Re: [PATCH] livepatch: fix race between enabled_store() and klp_unregister_patch()

From: Miroslav Benes <mbenes@suse.cz>
To: Li Bin <huawei.libin@huawei.com>
Cc: jpoimboe@redhat.com, sjenning@redhat.com, jikos@kernel.org,
	vojtech@suse.com, live-patching@vger.kernel.org,
	linux-kernel@vger.kernel.org, guohanjun@huawei.com,
	dingtianhong@huawei.com, xiexiuqi@huawei.com,
	zhouchengming1@huawei.com
Subject: Re: [PATCH] livepatch: fix race between enabled_store() and klp_unregister_patch()
Date: Tue, 15 Dec 2015 09:14:50 +0100 (CET)	[thread overview]
Message-ID: <alpine.LNX.2.00.1512150857510.24899@pobox.suse.cz> (raw)
In-Reply-To: <1448855677-8392-1-git-send-email-huawei.libin@huawei.com>


Hi,

[ sry for late responses. Two weeks of holiday and trying to go 
through all the emails... ]

On Mon, 30 Nov 2015, Li Bin wrote:

> There is a potential race as following:
> 
> CPU0                         |  CPU1
> -----------------------------|-----------------------------------
> enabled_store()              |  klp_unregister_patch()
>                              |  |-mutex_lock(&klp_mutex);
> |-mutex_lock(&klp_mutex);    |  |-klp_free_patch();
>                              |  |-mutex_unlock(&klp_mutex);
> |-[process the patch's state]|
> |-mutex_unlock(&klp_mutex)   |
> 
> Fix this race condition by adding klp_is_patch_registered() check in
> enabled_store() after get the lock klp_mutex.
> 
> Signed-off-by: Li Bin <huawei.libin@huawei.com>

Well, I think all the relevant feedback was mentioned in other replies. 
I'll add my two cents here than to reply to the respective ones.

1. as Josh pointed out this is a potential deadlock situation between 
   sysfs infrastructure and our unregister path. It has been already 
   discussed [1] and some solutions were proposed [2].

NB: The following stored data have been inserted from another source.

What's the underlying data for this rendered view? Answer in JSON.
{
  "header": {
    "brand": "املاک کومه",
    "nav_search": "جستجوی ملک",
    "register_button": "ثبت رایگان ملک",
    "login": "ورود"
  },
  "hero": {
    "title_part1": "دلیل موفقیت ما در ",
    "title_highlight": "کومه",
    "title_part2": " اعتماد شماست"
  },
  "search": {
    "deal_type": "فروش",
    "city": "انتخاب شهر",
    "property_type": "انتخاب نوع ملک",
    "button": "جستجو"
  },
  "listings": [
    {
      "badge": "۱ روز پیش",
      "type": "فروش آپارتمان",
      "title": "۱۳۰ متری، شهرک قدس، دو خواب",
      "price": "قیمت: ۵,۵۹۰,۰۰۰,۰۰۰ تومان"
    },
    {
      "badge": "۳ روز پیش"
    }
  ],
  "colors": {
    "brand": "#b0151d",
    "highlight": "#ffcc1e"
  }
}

2. if I am not missing something it is purely theoretical now. 
   klp_unregister_patch is supposed to be called from module_exit function 
   to clean up after the patch module. There is no way today how this 
   function can be called. We take module reference (try_module_get() in 
   klp_register_patch()) and we do not put it anywhere. Because we can't 
   as Petr mentioned. Without a consistency model we cannot know if there 
   is a task in a module code or not.

So I think we can postpone the solution till there is a consistency model.

Regards,
Miroslav

[1] https://lkml.kernel.org/r/alpine.LNX.2.00.1502171728520.29490@pobox.suse.cz

[2]
 1. rework klp_unregister_patch and move kobject_put out of mutex 
    protected parts. This is what Jiri Slaby also proposed.

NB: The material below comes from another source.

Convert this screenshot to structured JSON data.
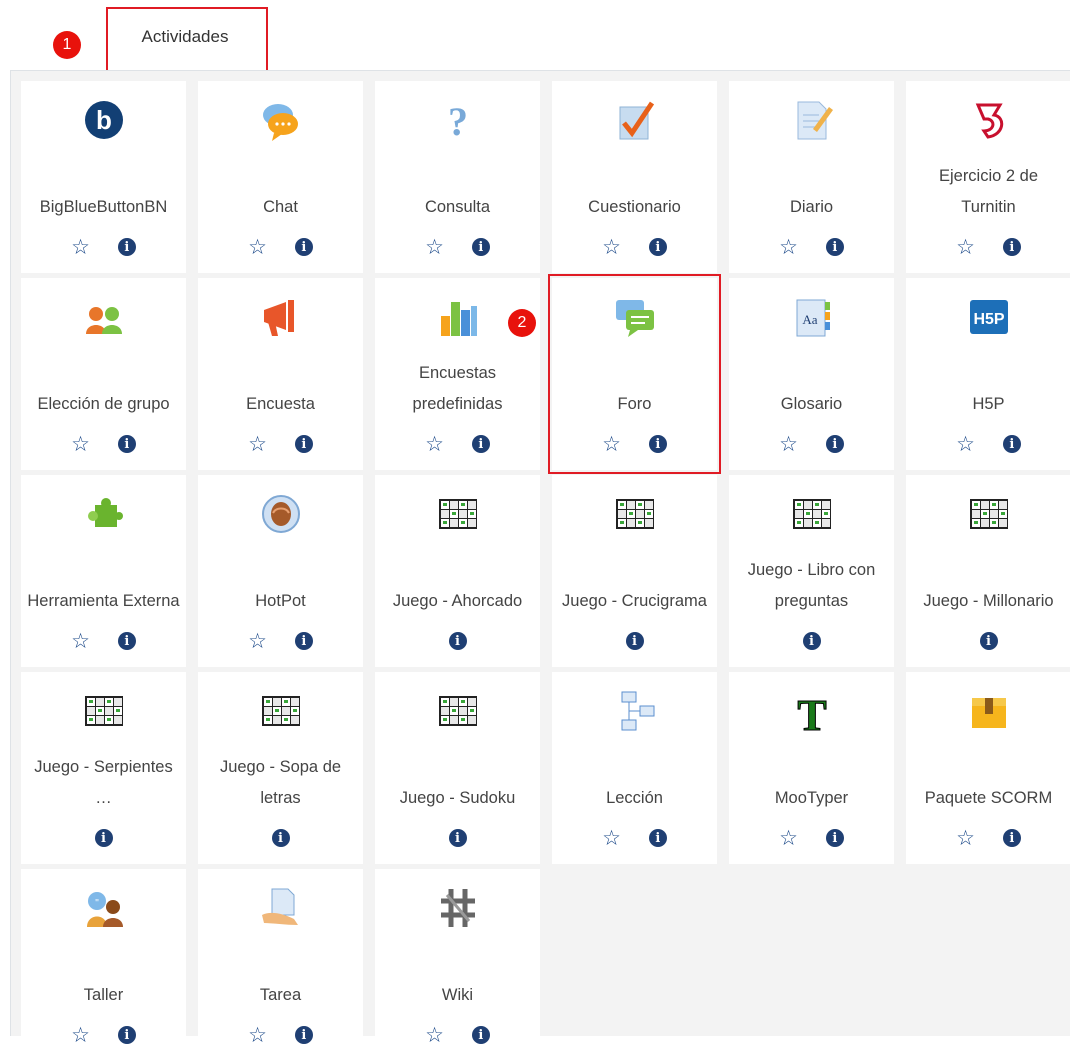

 2. as Petr Mladek said we could use mutex_trylock instead of mutex_lock 
    in enabled_store.

    I've even had the solution prepared in one of my git branches since 
    April so here it is just for the sake of completeness. It is based on 
    Jiri Slaby's kgraft consistency model for klp and it is maybe a 
    superset, but you get the idea.

-->8---

>From b854b3feac2883f5b0a17ea7a5c83b4389fcd6ad Mon Sep 17 00:00:00 2001
From: Miroslav Benes <mbenes@suse.cz>
Date: Thu, 2 Apr 2015 14:13:00 +0200
Subject: [PATCH] livepatch: allow removal of a disabled patch

Currently we do not allow patch module to unload since there is no
method to determine if a task is still running in the patched code.

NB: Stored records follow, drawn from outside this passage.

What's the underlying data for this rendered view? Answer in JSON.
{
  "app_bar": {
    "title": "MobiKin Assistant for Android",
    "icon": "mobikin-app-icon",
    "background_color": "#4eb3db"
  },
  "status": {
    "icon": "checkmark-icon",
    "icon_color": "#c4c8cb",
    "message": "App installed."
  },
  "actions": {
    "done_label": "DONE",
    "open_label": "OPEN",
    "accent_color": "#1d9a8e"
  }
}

The consistency model gives us the way because when the patching
finishes we know that all tasks were marked as safe to call a new
patched function. Thus every new call to the function calls the new
patched code and at the same time no task can be somewhere in the old
code, because it had to leave that code to be marked as safe.

We can safely let the patch module go after that.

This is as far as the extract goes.